Whether you play by yourself or with a group of friends, there’s plenty of content to keep you hammering away at the buttons. There’s over a hundred missions spread across varying difficulties, an array of both melee and ranged combat options, equipment to both craft and purchase, and a wide variety of skills and abilities for you to unlock and equip to personalise and develop your character. Suffice to say, it makes for an addictive gameplay loop for those who like to tweak their characters to get the best out of them. Sure it’s quite derivative – there’s not much here that other titles released in the west beforehand such as Soul Sacrifice or Toukiden don’t do – but it’s offerings are solid nonetheless.

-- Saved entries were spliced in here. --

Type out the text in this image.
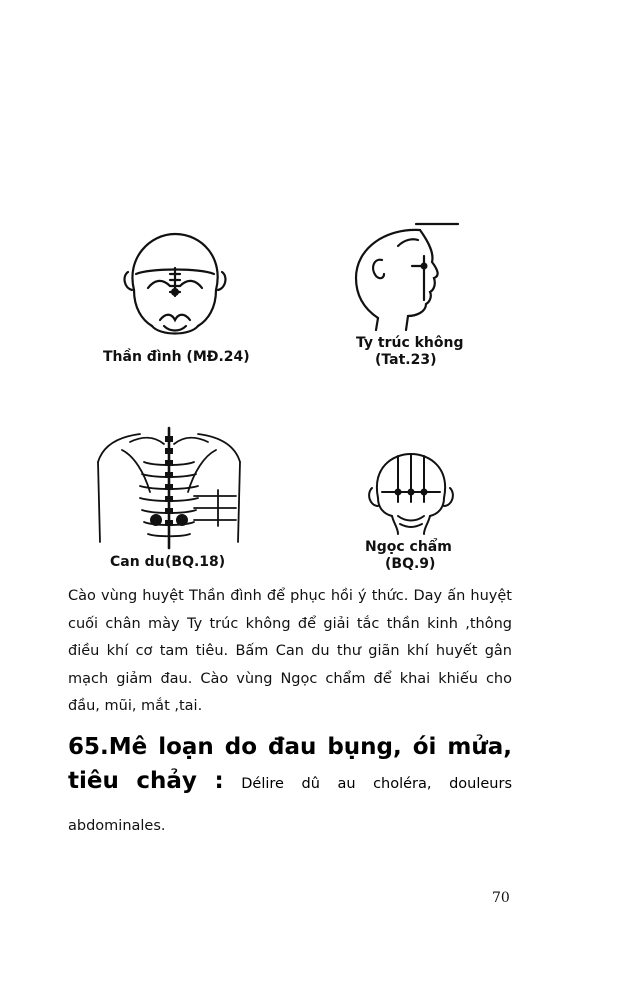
Thần đình (MĐ.24)
Ty trúc không
(Tat.23)
Can du (BQ.18)
Ngọc chẩm
(BQ.9)
Cào vùng huyệt Thần đình để phục hồi ý thức. Day ấn huyệt cuối chân mày Ty trúc không để giải tắc thần kinh ,thông điều khí cơ tam tiêu. Bấm Can du thư giãn khí huyết gân mạch giảm đau. Cào vùng Ngọc chẩm để khai khiếu cho đầu, mũi, mắt ,tai.
65.Mê loạn do đau bụng, ói mửa,
tiêu chảy : Délire dû au choléra, douleurs
abdominales.
70
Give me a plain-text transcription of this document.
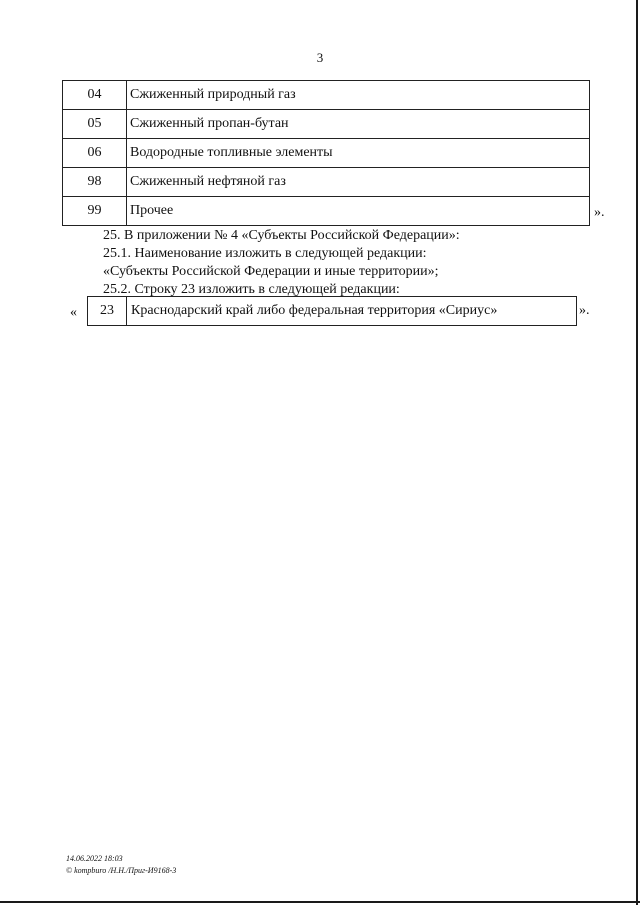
3
04	Сжиженный природный газ
05	Сжиженный пропан-бутан
06	Водородные топливные элементы
98	Сжиженный нефтяной газ
99	Прочее	».
25. В приложении № 4 «Субъекты Российской Федерации»:
25.1. Наименование изложить в следующей редакции:
«Субъекты Российской Федерации и иные территории»;
25.2. Строку 23 изложить в следующей редакции:
« 23	Краснодарский край либо федеральная территория «Сириус»	».
14.06.2022 18:03
© kompburo /Н.Н./Приг-И9168-3
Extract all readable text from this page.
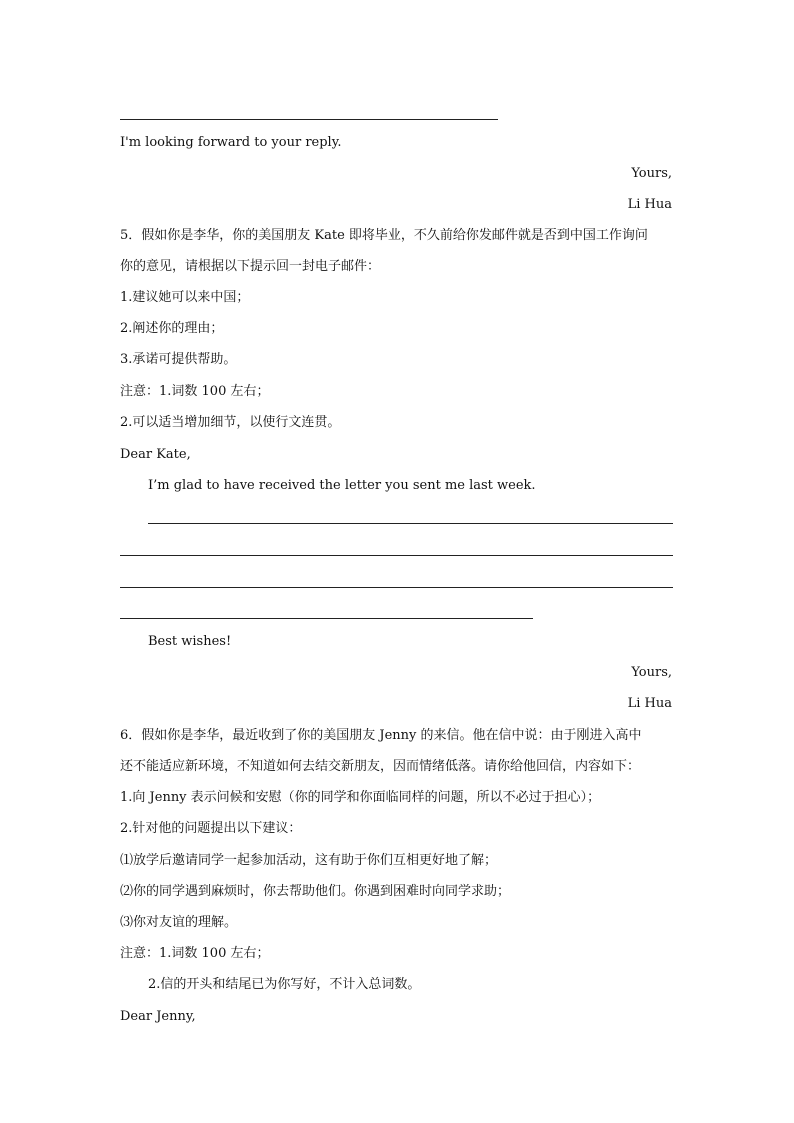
I'm looking forward to your reply.
Yours,
Li Hua
5．假如你是李华，你的美国朋友 Kate 即将毕业，不久前给你发邮件就是否到中国工作询问
你的意见，请根据以下提示回一封电子邮件：
1.建议她可以来中国；
2.阐述你的理由；
3.承诺可提供帮助。
注意：1.词数 100 左右；
2.可以适当增加细节，以使行文连贯。
Dear Kate,
I’m glad to have received the letter you sent me last week.
Best wishes!
Yours,
Li Hua
6．假如你是李华，最近收到了你的美国朋友 Jenny 的来信。他在信中说：由于刚进入高中
还不能适应新环境，不知道如何去结交新朋友，因而情绪低落。请你给他回信，内容如下：
1.向 Jenny 表示问候和安慰（你的同学和你面临同样的问题，所以不必过于担心）；
2.针对他的问题提出以下建议：
⑴放学后邀请同学一起参加活动，这有助于你们互相更好地了解；
⑵你的同学遇到麻烦时，你去帮助他们。你遇到困难时向同学求助；
⑶你对友谊的理解。
注意：1.词数 100 左右；
2.信的开头和结尾已为你写好，不计入总词数。
Dear Jenny,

Playing on PS4 for this review, it’s appreciated that the load times are fairly short and that the frame rate is silky smooth, but unfortunately the graphics are pretty lacklustre. Showing little in terms of improvement over the PS Vita’s visual efforts, the environments in which missions take place are empty expanses with poor textures and a severe lack of life. Meanwhile, the character models’ anime stylings give them a degree of likability but they are poorly animated and very basic. Thankfully the stellar enemy design makes up for it to some degree.

Aside from the game structure’s latent repetitiveness and unimpressive visuals that hardly make use of the PS4’s grunt, God Eater 2: Rage Burst is a fairly enjoyable romp. It has some other issues that can grate at times, such as an unwieldy camera and controls that can seem convoluted, but on the whole it offers absorbing action-RPG gameplay with a great deal of content. That being said however, whilst fans of the original are sure to lap this up, those new to the genre may find Toukiden: Kiwami a more polished alternative on the PS4.

God Eater 2: Rage Burst is available on PS Vita, PS4 and PC. We reviewed the PS4 version.